Two schools under one roof – ethnic Segregation in 2017
To be honest I would not have noticed it if Bedrana had not pointed it out. Across a small stream was a large building painted in two different colors. The larger section was blue and looked well kept, whereas the left and smaller section was painted in a fading yellow and it looked a bit run down, full of graffiti. The blue section was so nice looking because it had been renovated by the Catholic church and for the „Croatian“ students. It was also better equipped I heard, whereas the left section of the building was the public school for Muslim students. If you think there is no stronger way to tell somebody you are inferior, wait. After the renovation was finished, a fence was put around the Catholic section, so the kids – god forbid – cannot mingle during break. Bedrana told me it is not the only school in Bosnia that segregates students that way, but she also mentioned that students and parents from both sides protest against this policy. To me this segregated school in Travnik showed how torn and Bosnia’s society still is.
Rural Bosnia – full of Nostalgia
A drive through the peaceful country side took our minds of this atrocious injustice. We passed by Bedrana’s grandmother and her father’s former home, which he was in the process of fixing up.

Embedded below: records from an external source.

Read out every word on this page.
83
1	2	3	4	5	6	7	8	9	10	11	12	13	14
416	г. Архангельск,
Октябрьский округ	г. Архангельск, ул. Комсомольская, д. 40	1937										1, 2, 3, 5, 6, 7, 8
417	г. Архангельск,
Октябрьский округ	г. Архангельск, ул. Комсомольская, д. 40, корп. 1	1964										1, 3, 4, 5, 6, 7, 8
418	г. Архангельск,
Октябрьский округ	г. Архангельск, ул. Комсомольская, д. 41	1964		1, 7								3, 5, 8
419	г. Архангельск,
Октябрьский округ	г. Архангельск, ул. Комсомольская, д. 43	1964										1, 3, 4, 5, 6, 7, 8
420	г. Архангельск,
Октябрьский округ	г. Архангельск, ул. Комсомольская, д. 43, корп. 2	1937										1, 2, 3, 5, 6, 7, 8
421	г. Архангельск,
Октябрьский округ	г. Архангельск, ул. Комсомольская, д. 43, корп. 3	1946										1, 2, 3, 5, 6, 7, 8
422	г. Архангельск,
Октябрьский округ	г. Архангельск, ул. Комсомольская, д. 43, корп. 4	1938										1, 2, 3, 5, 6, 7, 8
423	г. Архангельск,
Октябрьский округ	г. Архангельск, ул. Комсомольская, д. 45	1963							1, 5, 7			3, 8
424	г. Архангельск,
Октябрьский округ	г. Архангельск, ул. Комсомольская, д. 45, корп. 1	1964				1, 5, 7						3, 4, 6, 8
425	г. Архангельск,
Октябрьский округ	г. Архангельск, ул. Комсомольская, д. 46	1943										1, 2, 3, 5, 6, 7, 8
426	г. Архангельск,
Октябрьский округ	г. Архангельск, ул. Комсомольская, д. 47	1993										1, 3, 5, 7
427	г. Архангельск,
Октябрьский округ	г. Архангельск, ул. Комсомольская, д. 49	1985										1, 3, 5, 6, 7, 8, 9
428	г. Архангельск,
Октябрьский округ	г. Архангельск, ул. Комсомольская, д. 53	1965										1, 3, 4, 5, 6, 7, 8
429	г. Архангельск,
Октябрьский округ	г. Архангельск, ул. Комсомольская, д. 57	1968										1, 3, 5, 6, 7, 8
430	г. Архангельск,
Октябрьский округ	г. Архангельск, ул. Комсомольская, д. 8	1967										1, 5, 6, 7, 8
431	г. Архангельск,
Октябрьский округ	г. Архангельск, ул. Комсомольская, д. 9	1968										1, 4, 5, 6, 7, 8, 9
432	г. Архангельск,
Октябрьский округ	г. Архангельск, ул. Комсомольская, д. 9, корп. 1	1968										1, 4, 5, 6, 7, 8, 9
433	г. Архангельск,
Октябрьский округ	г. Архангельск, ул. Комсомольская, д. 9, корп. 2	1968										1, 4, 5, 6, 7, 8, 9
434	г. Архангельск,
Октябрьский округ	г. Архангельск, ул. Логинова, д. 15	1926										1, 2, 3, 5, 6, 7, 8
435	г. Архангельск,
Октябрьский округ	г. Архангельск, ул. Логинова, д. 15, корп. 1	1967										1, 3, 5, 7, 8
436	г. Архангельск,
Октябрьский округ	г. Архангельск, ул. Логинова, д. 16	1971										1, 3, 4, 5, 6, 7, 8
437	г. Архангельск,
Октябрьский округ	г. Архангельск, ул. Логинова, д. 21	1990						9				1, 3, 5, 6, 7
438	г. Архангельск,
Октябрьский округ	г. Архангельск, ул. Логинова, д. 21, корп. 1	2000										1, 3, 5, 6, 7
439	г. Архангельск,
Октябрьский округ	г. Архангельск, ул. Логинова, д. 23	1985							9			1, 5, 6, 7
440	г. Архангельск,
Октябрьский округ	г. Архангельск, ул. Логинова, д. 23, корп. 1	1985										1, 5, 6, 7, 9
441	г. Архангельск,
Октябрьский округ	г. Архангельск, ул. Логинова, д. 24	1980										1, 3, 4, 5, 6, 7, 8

Lots of Bosnians who now live in Germany or Austria are spending their holiday in the villages they came from, trying to keep memories alive and keep in touch with those family members who never left. Some houses still show serious destruction from the war and decay that followed. Very often these are properties where the ownership is in doubt or people argue over it.
A rather absurd fact was that everybody seems to grow strawberries now, to be exported. Bedrana told me that so much toxic stuff was put on them that the farmers received precise instructions how to handle them.